By Brad Dison
Photo caption: William Porter Working in the Teller Cage of First National Bank of Austin circa 1892
When Mary Porter was in her final year of high school, she wrote an essay entitled “The Influence of Misfortune Upon the Gifted.” She had no way of knowing how well that title fit the life of her son, William Sydney Porter. In 1882, twenty-year-old William Sidney Porter decided to relocate from Greensboro, North Carolina to rural Texas to alleviate his persistent coughing. While in Texas, William worked as laborer on a sheep ranch, as a surveyor, as a newspaper writer and cartoonist at the Houston Post, and finally, in 1891, as a paying and receiving teller for the First National Bank of Austin. During his tenure at the bank, William worked part time on a humorous weekly newspaper of his own creation called The Rolling Stone.
It was while he was working for the First National Bank of Austin that misfortune struck. In 1894, William’s boss accused him of embezzling $1,100.00. William defended himself as well as he could, but the bank’s accounting ledgers were rarely balanced due its “loose methods.” He explained that he had been a loyal employee of the bank for four years. There was nothing William could say that would save his job. After being fired, William worked on The Rolling Stone full time. He was lucky not to be prosecuted.
In 1895, William moved with his family to Houston to work at the Houston Post after The Rolling Stone failed to turn a profit. William’s luck ran out when the First National Bank of Austin was audited. After reviewing the bank’s ledgers, the federal auditor found evidence of embezzlement. William’s ex-boss told the auditor that William had been fired for embezzling money. William was indicted on the embezzlement charge and arrested in Houston. William’s father posted bail and William was released. His trial was set for July 7, 1896.
On the day before his trial was to begin, after much discussion with his wife, William fled to New Orleans then took a ship to Honduras. At the time, Honduras had no extradition treaty with the United States. William’s wife, Athol, and daughter, Margaret, were to join William in Honduras at a later date. Misfortune struck William again when his wife contracted Tuberculosis. Despite being a fugitive, William quickly returned to Austin to be with his wife. William’s wife, 29-year-old Athol Estes Porter, died on July 25, 1897.
While grieving over the loss of his wife, William stood trial for embezzlement.
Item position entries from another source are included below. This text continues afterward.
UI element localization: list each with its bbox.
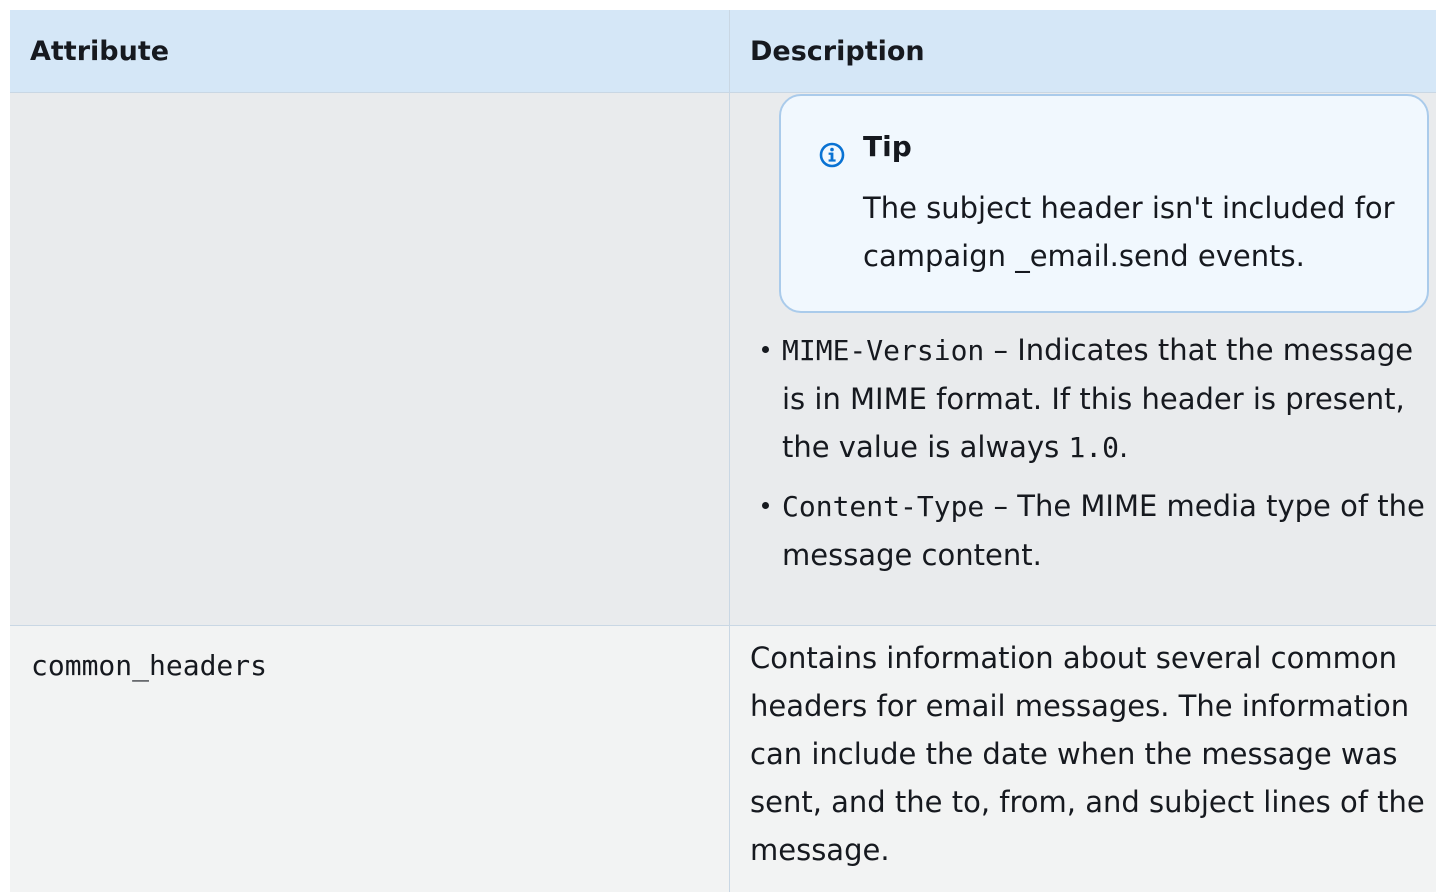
info-circle-icon (819, 142, 845, 168)
list-item: Content-Type – The MIME media type of th… (760, 482, 1432, 579)
bullet-icon (762, 502, 769, 509)
inline-code: MIME-Version (782, 334, 985, 367)
attributes-table: Attribute Description Tip The subject he… (10, 10, 1436, 892)
inline-code: 1.0 (1068, 431, 1120, 464)
tip-callout: Tip The subject header isn't included fo… (779, 94, 1429, 313)
inline-code: Content-Type (782, 490, 985, 523)
attribute-description: Contains information about several commo… (750, 641, 1425, 867)
row-divider (10, 625, 1436, 626)
attribute-name-common-headers: common_headers (31, 649, 268, 682)
column-header-attribute: Attribute (30, 35, 170, 67)
column-header-description: Description (750, 35, 925, 67)
column-divider (729, 10, 730, 892)
tip-body: The subject header isn't included for ca… (863, 191, 1395, 273)
header-bullet-list: MIME-Version – Indicates that the messag… (760, 326, 1432, 589)
tip-title: Tip (863, 130, 912, 163)
bullet-text-end: . (1119, 430, 1129, 464)
bullet-icon (762, 346, 769, 353)
table-header-row: Attribute Description (10, 10, 1436, 92)
row-divider (10, 92, 1436, 93)
list-item: MIME-Version – Indicates that the messag… (760, 326, 1432, 472)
He tried to persuade anyone who would listen that he was innocent, but on February 17, 1898, he was found guilty and sentenced to five years in prison. He began serving his prison sentence at the Ohio Penitentiary in Columbus, Ohio the following month. It must be noted that William’s predecessor in the job had a nervous breakdown and his successor tried to commit suicide. The First National Bank of Austin, the loosely-run bank in which William was convicted of embezzling of money, eventually failed.
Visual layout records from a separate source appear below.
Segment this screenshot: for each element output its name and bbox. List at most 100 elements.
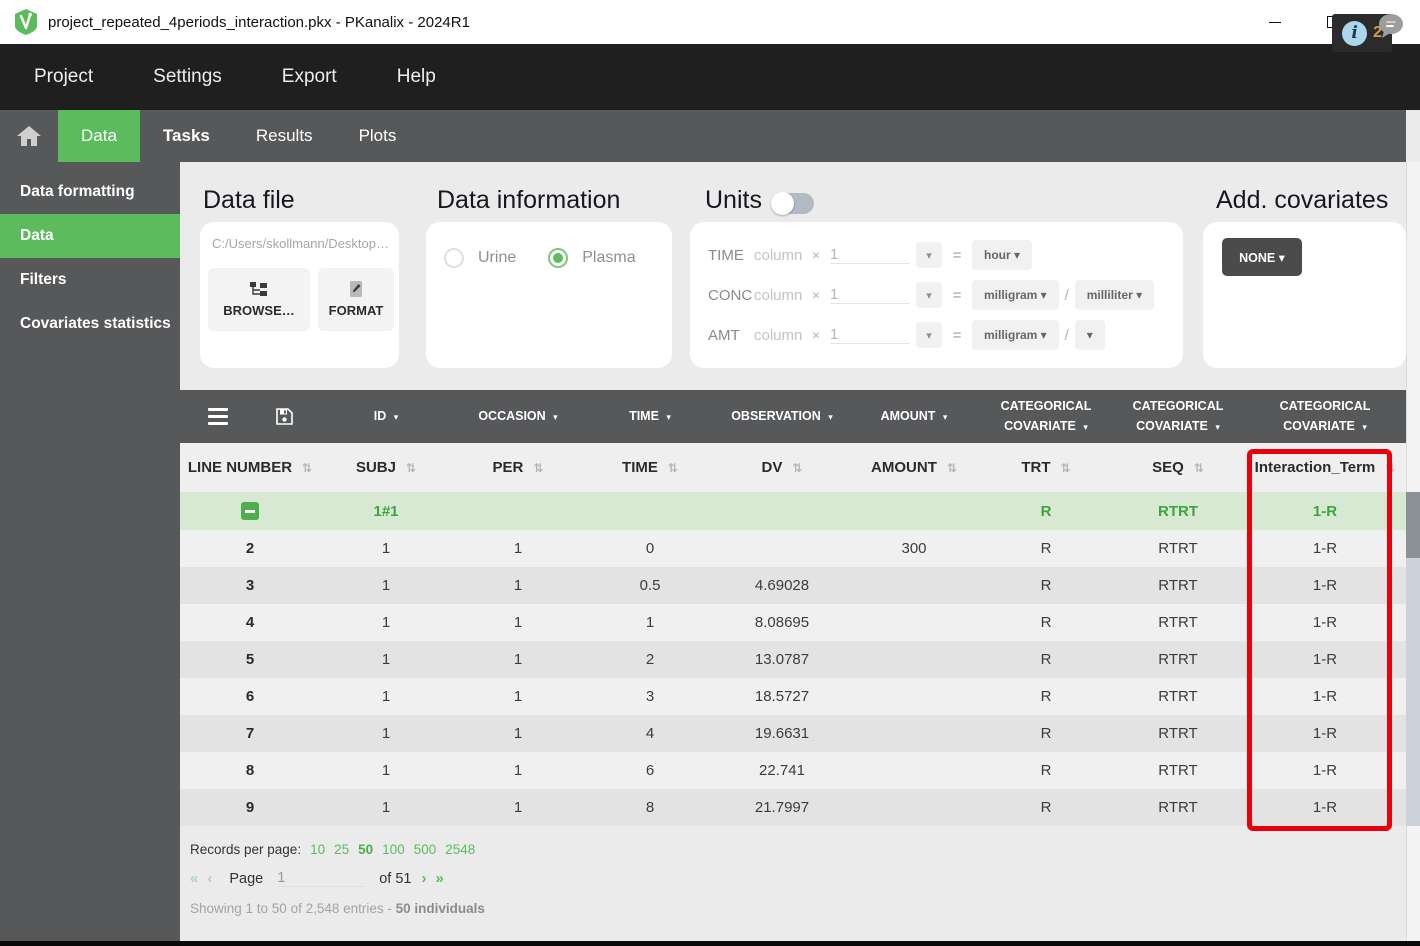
urine-radio[interactable]: [444, 248, 464, 268]
table-cell: 13.0787: [754, 651, 810, 668]
table-row[interactable]: 9 1 1 8 21.7997 R RTRT 1-R: [180, 789, 1406, 826]
chat-bubble-icon: [1379, 14, 1403, 38]
unit-column-dropdown[interactable]: ▾: [916, 242, 942, 268]
unit-denominator-dropdown[interactable]: milliliter ▾: [1074, 280, 1155, 310]
table-row[interactable]: 3 1 1 0.5 4.69028 R RTRT 1-R: [180, 567, 1406, 604]
group-header-observation[interactable]: OBSERVATION ▾: [716, 390, 848, 443]
table-row[interactable]: 4 1 1 1 8.08695 R RTRT 1-R: [180, 604, 1406, 641]
table-row[interactable]: 5 1 1 2 13.0787 R RTRT 1-R: [180, 641, 1406, 678]
unit-multiplier-input[interactable]: [830, 246, 910, 264]
table-group-header: ID ▾ OCCASION ▾ TIME ▾ OBSERVATION ▾ AMOUNT …: [180, 390, 1406, 443]
page-count-label: of 51: [379, 870, 412, 887]
records-per-page-option-500[interactable]: 500: [414, 842, 437, 857]
home-button[interactable]: [0, 110, 58, 162]
table-cell: 21.7997: [754, 799, 810, 816]
column-header-per[interactable]: PER ⇅: [452, 443, 584, 492]
unit-multiplier-input[interactable]: [830, 326, 910, 344]
table-scrollbar-thumb[interactable]: [1406, 492, 1420, 558]
collapse-row-icon[interactable]: [241, 502, 259, 520]
page-input[interactable]: [277, 870, 366, 887]
title-bar: project_repeated_4periods_interaction.pk…: [0, 0, 1420, 44]
column-header-subj[interactable]: SUBJ ⇅: [320, 443, 452, 492]
column-header-dv[interactable]: DV ⇅: [716, 443, 848, 492]
table-scrollbar[interactable]: [1406, 492, 1420, 826]
table-cell: 1#1: [373, 502, 399, 520]
table-menu-icon[interactable]: [207, 407, 228, 426]
add-covariates-title: Add. covariates: [1216, 186, 1389, 214]
records-per-page-option-25[interactable]: 25: [334, 842, 349, 857]
table-cell: RTRT: [1158, 688, 1198, 705]
main-content: Data file C:/Users/skollmann/Desktop… BR…: [180, 162, 1406, 941]
records-per-page-option-2548[interactable]: 2548: [445, 842, 475, 857]
table-row[interactable]: 7 1 1 4 19.6631 R RTRT 1-R: [180, 715, 1406, 752]
group-header-id[interactable]: ID ▾: [320, 390, 452, 443]
feedback-button[interactable]: [1376, 11, 1406, 46]
pkanalix-logo-icon: [15, 9, 37, 35]
group-header-time[interactable]: TIME ▾: [584, 390, 716, 443]
menu-project[interactable]: Project: [34, 66, 93, 88]
tab-data[interactable]: Data: [58, 110, 140, 162]
prev-page-button[interactable]: ‹: [207, 870, 212, 887]
group-header-line: COVARIATE ▾: [1004, 418, 1088, 433]
sidebar-item-data-formatting[interactable]: Data formatting: [0, 170, 180, 214]
format-button[interactable]: FORMAT: [318, 268, 394, 331]
unit-row-label: AMT: [708, 326, 740, 344]
column-header-interaction_term[interactable]: Interaction_Term ⇅: [1244, 443, 1406, 492]
plasma-radio[interactable]: [548, 248, 569, 268]
unit-column-dropdown[interactable]: ▾: [916, 322, 942, 348]
table-cell: R: [1040, 577, 1052, 594]
group-header-categorical-covariate[interactable]: CATEGORICAL COVARIATE ▾: [1112, 390, 1244, 443]
unit-dropdown-hour[interactable]: hour ▾: [972, 240, 1033, 270]
records-per-page-option-100[interactable]: 100: [382, 842, 405, 857]
unit-denominator-dropdown[interactable]: ▾: [1074, 320, 1105, 350]
table-row[interactable]: 8 1 1 6 22.741 R RTRT 1-R: [180, 752, 1406, 789]
table-cell: 1-R: [1312, 651, 1338, 668]
unit-column-dropdown[interactable]: ▾: [916, 282, 942, 308]
unit-multiplier-input[interactable]: [830, 286, 910, 304]
table-cell: 3: [645, 688, 655, 705]
column-header-time[interactable]: TIME ⇅: [584, 443, 716, 492]
column-header-line-number[interactable]: LINE NUMBER ⇅: [180, 443, 320, 492]
table-cell: 1-R: [1312, 688, 1338, 705]
table-cell: 8: [645, 799, 655, 816]
column-header-trt[interactable]: TRT ⇅: [980, 443, 1112, 492]
menu-settings[interactable]: Settings: [153, 66, 222, 88]
table-row[interactable]: 6 1 1 3 18.5727 R RTRT 1-R: [180, 678, 1406, 715]
sort-icon: ⇅: [792, 460, 803, 475]
save-icon[interactable]: [275, 408, 293, 425]
group-header-categorical-covariate[interactable]: CATEGORICAL COVARIATE ▾: [980, 390, 1112, 443]
minimize-button[interactable]: [1246, 0, 1304, 44]
sort-icon: ⇅: [667, 460, 678, 475]
tab-results[interactable]: Results: [233, 110, 336, 162]
sidebar-item-covariates-statistics[interactable]: Covariates statistics: [0, 302, 180, 346]
menu-export[interactable]: Export: [282, 66, 337, 88]
units-row-amt: AMT column × ▾ = milligram ▾ / ▾: [708, 320, 1105, 350]
first-page-button[interactable]: «: [190, 870, 198, 887]
table-cell: R: [1040, 651, 1052, 668]
records-per-page-option-10[interactable]: 10: [310, 842, 325, 857]
table-cell: 1: [381, 540, 391, 557]
table-cell: RTRT: [1158, 762, 1198, 779]
covariates-none-dropdown[interactable]: NONE ▾: [1222, 238, 1302, 276]
menu-help[interactable]: Help: [397, 66, 436, 88]
next-page-button[interactable]: ›: [421, 870, 426, 887]
sidebar-item-filters[interactable]: Filters: [0, 258, 180, 302]
group-header-amount[interactable]: AMOUNT ▾: [848, 390, 980, 443]
unit-dropdown-milligram[interactable]: milligram ▾: [972, 320, 1059, 350]
table-row[interactable]: 2 1 1 0 300 R RTRT 1-R: [180, 530, 1406, 567]
column-header-amount[interactable]: AMOUNT ⇅: [848, 443, 980, 492]
table-cell: 3: [245, 577, 255, 594]
group-header-categorical-covariate[interactable]: CATEGORICAL COVARIATE ▾: [1244, 390, 1406, 443]
group-header-occasion[interactable]: OCCASION ▾: [452, 390, 584, 443]
sidebar-item-data[interactable]: Data: [0, 214, 180, 258]
table-cell: 7: [245, 725, 255, 742]
browse-button[interactable]: BROWSE…: [208, 268, 310, 331]
last-page-button[interactable]: »: [435, 870, 443, 887]
tab-plots[interactable]: Plots: [336, 110, 420, 162]
units-toggle[interactable]: [771, 192, 814, 215]
tab-tasks[interactable]: Tasks: [140, 110, 233, 162]
unit-dropdown-milligram[interactable]: milligram ▾: [972, 280, 1059, 310]
records-per-page-option-50[interactable]: 50: [358, 842, 373, 857]
column-header-seq[interactable]: SEQ ⇅: [1112, 443, 1244, 492]
table-cell: [584, 492, 716, 530]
William was able to turn the misfortune of prison into a fortunate situation. One newspaper reporter claimed “The prison term, to a man of Porter’s sensitive temperament and culture—he was of the best blood of Virginia and North Carolina—was crushing, yet it revived and stimulated his genius.” For the entirety of his prison term, William wrote short stories with a fervor. He knew no one would publish stories sent from a convicted criminal in the penitentiary, so William enlisted the help of a friend. Each time he completed a story, William mailed it to his friend. Upon receiving it, his friend discarded the prison envelope, addressed a new envelope to William’s publisher, and the publisher was none the wiser. To ensure that no one learned that the stories were written by a convict, William chose a pen name that he had used on occasion.
William’s stories became wildly popular. Newspapers proclaimed after his death that his “name and fame…is secure in American literature. He was one American writer who was touched with the fire of genius. After Poe, he was the greatest American master of the short story, and in depicting American life he excelled Poe and was equal to Mark Twain.” William entered prison “a man chastened by misfortune.” He emerged as an American icon, a man “whose genius had been stimulated and inspired.” William Sydney Porter became famous for stories such as “The Gift of the Magi,” “The Ransom of Red Chief,” and “The Caballero’s Way” in which he introduced his most famous character, Cisco Kid. His pen name was … O. Henry.
1. Austin American-Statesman, August 1, 1897. P.3.
2. The Chattanooga News, November 3, 1916, p.4.